BeautifulSoup4解析html

时间:2014-08-07 21:11:10

标签: python html parsing beautifulsoup

我需要从这个网站上获取所有高中名字以及他们的城市。使用BeautifulSoup4。我在下面添加了无工作代码。非常感谢。

http://en.wikipedia.org/wiki/List_of_high_schools_in_Texas

import urllib2
bs4 import BeautifulSoup

opener = urllib2.build_opener()
opener.addheaders = [('User-again','Mozilla/5.0' ) ]

url = ("http://en.wikipedia.org/wiki/List_of_high_schools_in_Texas")
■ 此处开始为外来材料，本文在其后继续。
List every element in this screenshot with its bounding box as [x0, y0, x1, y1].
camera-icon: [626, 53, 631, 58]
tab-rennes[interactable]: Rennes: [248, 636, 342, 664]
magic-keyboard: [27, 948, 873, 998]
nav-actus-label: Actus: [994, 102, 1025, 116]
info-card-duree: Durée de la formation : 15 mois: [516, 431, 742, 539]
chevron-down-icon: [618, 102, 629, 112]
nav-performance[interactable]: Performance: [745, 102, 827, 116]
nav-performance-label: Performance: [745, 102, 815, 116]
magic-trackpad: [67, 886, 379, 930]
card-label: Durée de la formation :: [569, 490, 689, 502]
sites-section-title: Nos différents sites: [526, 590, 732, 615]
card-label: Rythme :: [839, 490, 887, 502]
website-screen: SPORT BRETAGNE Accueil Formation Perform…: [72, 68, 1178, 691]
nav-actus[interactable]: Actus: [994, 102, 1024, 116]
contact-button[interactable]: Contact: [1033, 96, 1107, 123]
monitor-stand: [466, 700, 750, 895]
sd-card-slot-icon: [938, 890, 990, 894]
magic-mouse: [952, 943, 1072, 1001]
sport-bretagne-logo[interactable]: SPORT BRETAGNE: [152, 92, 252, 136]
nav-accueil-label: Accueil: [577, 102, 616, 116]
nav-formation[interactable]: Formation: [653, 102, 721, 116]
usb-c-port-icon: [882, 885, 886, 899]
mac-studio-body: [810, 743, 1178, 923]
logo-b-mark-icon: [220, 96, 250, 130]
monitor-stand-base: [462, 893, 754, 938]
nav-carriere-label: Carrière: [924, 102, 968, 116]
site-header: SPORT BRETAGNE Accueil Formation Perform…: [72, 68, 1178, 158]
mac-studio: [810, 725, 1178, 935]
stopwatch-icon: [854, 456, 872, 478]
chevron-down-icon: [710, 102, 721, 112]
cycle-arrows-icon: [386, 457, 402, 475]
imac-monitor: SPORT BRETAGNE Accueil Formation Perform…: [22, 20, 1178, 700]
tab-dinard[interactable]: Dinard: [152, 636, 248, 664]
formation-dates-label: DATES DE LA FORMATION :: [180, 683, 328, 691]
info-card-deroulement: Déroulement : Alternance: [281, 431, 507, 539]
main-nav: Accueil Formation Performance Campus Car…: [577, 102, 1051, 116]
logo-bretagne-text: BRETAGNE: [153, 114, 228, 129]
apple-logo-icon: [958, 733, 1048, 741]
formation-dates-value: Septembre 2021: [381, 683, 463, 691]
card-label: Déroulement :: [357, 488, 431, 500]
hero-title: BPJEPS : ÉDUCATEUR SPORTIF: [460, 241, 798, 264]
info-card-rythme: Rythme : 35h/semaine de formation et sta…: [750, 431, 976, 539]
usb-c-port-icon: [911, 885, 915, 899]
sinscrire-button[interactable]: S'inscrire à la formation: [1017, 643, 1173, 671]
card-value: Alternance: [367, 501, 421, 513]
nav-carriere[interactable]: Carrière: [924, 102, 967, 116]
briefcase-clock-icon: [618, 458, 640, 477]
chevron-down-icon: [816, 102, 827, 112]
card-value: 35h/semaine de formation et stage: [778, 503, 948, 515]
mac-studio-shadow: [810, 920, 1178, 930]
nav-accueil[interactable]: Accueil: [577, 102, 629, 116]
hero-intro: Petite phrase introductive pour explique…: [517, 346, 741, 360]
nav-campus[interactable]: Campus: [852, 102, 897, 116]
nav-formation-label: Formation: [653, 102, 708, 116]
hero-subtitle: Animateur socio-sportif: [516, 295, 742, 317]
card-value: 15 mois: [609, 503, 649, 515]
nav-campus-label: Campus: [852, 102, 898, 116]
ourUrl = opener.open(url).read()

soup = BeautifulSoup(ourUrl)

print get_text(soup.find_all('il')) 

! [html](http://i1074.photobucket.com/albums/w402/phillipjones2/Screenshot2014-08-07at53445PM_zpsebe195cb.png

1 个答案:

答案 0 :(得分:1)

您的计划中有很多错误。以下是一个有用的工作,可以作为额外优化的基础。

import requests # much better than using urllib2
from bs4 import BeautifulSoup # you forgot the `from`

url = "http://en.wikipedia.org/wiki/List_of_high_schools_in_Texas" 
# you don't need () around it
r = requests.get(url) 
# does everything all at once, no need to call `opener` and `read()`
contents = r.text # get the HTML contents of the page

soup = BeautifulSoup(contents)
for item in soup.find_all('li'): # 'li' and 'il' are different things...
    print item.get_text()        # you need to iterate over all the elements
                                 # found by `find_all()`

就是这样。这将为您提供页面上每个<li>...</li>项目的文本。正如您在运行程序时所看到的那样,有许多不相关的结果,例如目录,左侧的菜单项,页脚等。我将其留给你要弄清楚如何只获得学校的名字,并将县名和其他名称分开。

作为参考,请仔细阅读BS docs。他们会回答你的很多问题。